Hemsky a en effet décidé de traverser l’Atlantique pour évoluer dans la Ligue de hockey junior majeur du Québec (LHJMQ). Et malgré les obstacles, cette décision lui a été favorable, étant sélectionné au 13e échelon par les Oilers d’Edmonton en 2001.   

«J’avais 16 ans, presque 17 [quand je suis arrivé à Hull]. Je venais de la République tchèque, j’ai préparé un sac et je suis allé au Canada, a-t-il dit au réseau Sportsnet, dimanche. Je me suis retrouvé au Québec et je ne savais même pas qu’ils parlaient français là-bas.» 

«Ç’a été un choc. Je vais là, je ne parle pas un mot d’anglais, et la plupart des jeunes, ils ne parlent pas anglais non plus. Je dirais que 70 % parlaient français», s’est-il rappelé. 

Objectif: équipe nationale 

Hemsky a finalement joué 845 parties dans la Ligue nationale de hockey (LNH). Malgré tout, celui qui a porté les couleurs du Canadien de Montréal pendant sept parties en 2017-2018 a affirmé que son rêve n’a jamais été de jouer en Amérique du Nord. 

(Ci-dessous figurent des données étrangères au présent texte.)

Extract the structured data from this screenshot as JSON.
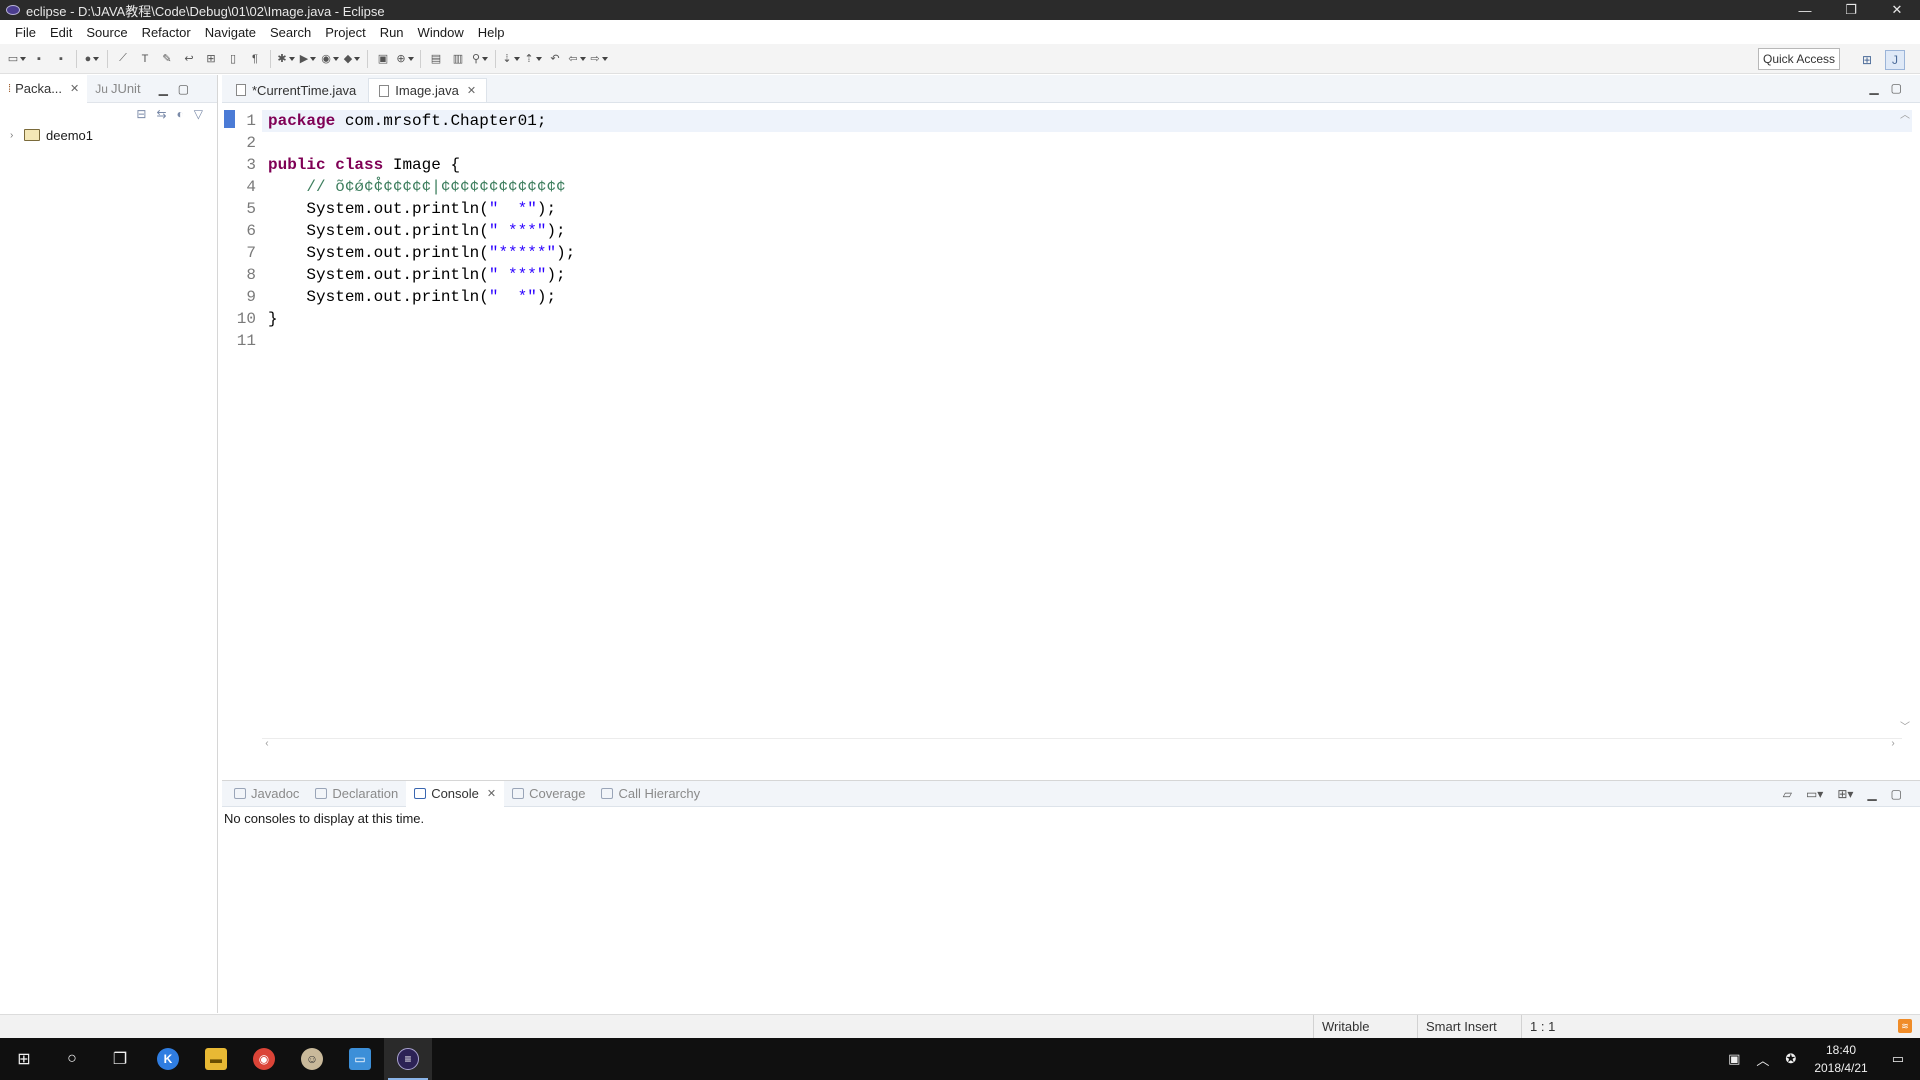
{
  "window": {
    "title": "eclipse - D:\\JAVA教程\\Code\\Debug\\01\\02\\Image.java - Eclipse",
    "minimize": "—",
    "restore": "❐",
    "close": "✕"
  },
  "menu": [
    "File",
    "Edit",
    "Source",
    "Refactor",
    "Navigate",
    "Search",
    "Project",
    "Run",
    "Window",
    "Help"
  ],
  "toolbar": {
    "quick_access": "Quick Access"
  },
  "left_panel": {
    "tabs": [
      {
        "label": "Packa...",
        "active": true
      },
      {
        "label": "JUnit",
        "prefix": "Ju",
        "active": false
      }
    ],
    "tree": [
      {
        "label": "deemo1"
      }
    ]
  },
  "editor": {
    "tabs": [
      {
        "label": "*CurrentTime.java",
        "active": false
      },
      {
        "label": "Image.java",
        "active": true
      }
    ],
    "lines": [
      {
        "no": "1"
      },
      {
        "no": "2"
      },
      {
        "no": "3"
      },
      {
        "no": "4"
      },
      {
        "no": "5"
      },
      {
        "no": "6"
      },
      {
        "no": "7"
      },
      {
        "no": "8"
      },
      {
        "no": "9"
      },
      {
        "no": "10"
      },
      {
        "no": "11"
      }
    ],
    "code": {
      "l1_kw": "package",
      "l1_rest": " com.mrsoft.Chapter01;",
      "l3_kw1": "public",
      "l3_kw2": "class",
      "l3_rest": " Image {",
      "l4_comment": "    // õ¢ǿ¢֯¢¢¢¢¢¢|¢¢¢¢¢¢¢¢¢¢¢¢¢",
      "println_prefix": "    System.out.println(",
      "l5_str": "\"  *\"",
      "l6_str": "\" ***\"",
      "l7_str": "\"*****\"",
      "l8_str": "\" ***\"",
      "l9_str": "\"  *\"",
      "println_suffix": ");",
      "l10": "}"
    }
  },
  "bottom_panel": {
    "tabs": [
      {
        "label": "Javadoc",
        "active": false
      },
      {
        "label": "Declaration",
        "active": false
      },
      {
        "label": "Console",
        "active": true
      },
      {
        "label": "Coverage",
        "active": false
      },
      {
        "label": "Call Hierarchy",
        "active": false
      }
    ],
    "console_message": "No consoles to display at this time."
  },
  "status": {
    "writable": "Writable",
    "insert_mode": "Smart Insert",
    "position": "1 : 1"
  },
  "taskbar": {
    "time": "18:40",
    "date": "2018/4/21"
  },
  "colors": {
    "keyword": "#7f0055",
    "string": "#2a00ff",
    "comment": "#3f7f5f",
    "accent": "#4b7bd6"
  }
}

«Mon rêve quand j’étais petit était de jouer dans la ligue tchèque dans ma ville [à Pardubice] et aussi de jouer pour l’équipe nationale. Ça n’a jamais été mon but de jouer dans la LNH, parce que quand j’étais enfant, nous n’avions pas les matchs à la télé. On avait des cartes de hockey.» 

Encore une fois, Hemsky peut dire «mission accomplie», puisqu’il a joué trois fois pour le Pardubice HC, soit lors des saisons 1999-2000, à 16 ans, puis lors des deux lock-outs qui ont suivi dans la LNH, en 2004-2005 et 2012-2013. 

Il a également représenté son pays deux fois aux Jeux olympiques, trois fois en Championnat du monde et une autre en Coupe du monde. 

Des regrets 

Mais Hemsky a malgré tout un regret: celui de ne pas avoir permis aux Oilers de soulever la coupe Stanley. Si le club albertain est passé tout près en 2006 avec un parcours jusqu’en finale, il n’a participé aux éliminatoires que deux fois en 10 saisons avec le Tchèque dans la formation. Et à ses trois dernières saisons avec l’équipe, sa production a chuté. 

«J’aimais la ville, et j’ai toujours pensé que je devais quelque chose à Edmonton. Nous étions si près. J’espérais que nous allions pouvoir trouver une façon de répéter [notre parcours de 2006].» 

«J’ai grandi là-bas. J’étais un enfant quand j’ai commencé, et j’aimais Edmonton. J’ai rencontré tellement de gens extraordinaires qui m’ont aidé. Je ne voulais pas m’en aller, je ne voulais pas être un déserteur. J’espérais que les choses allaient se replacer.»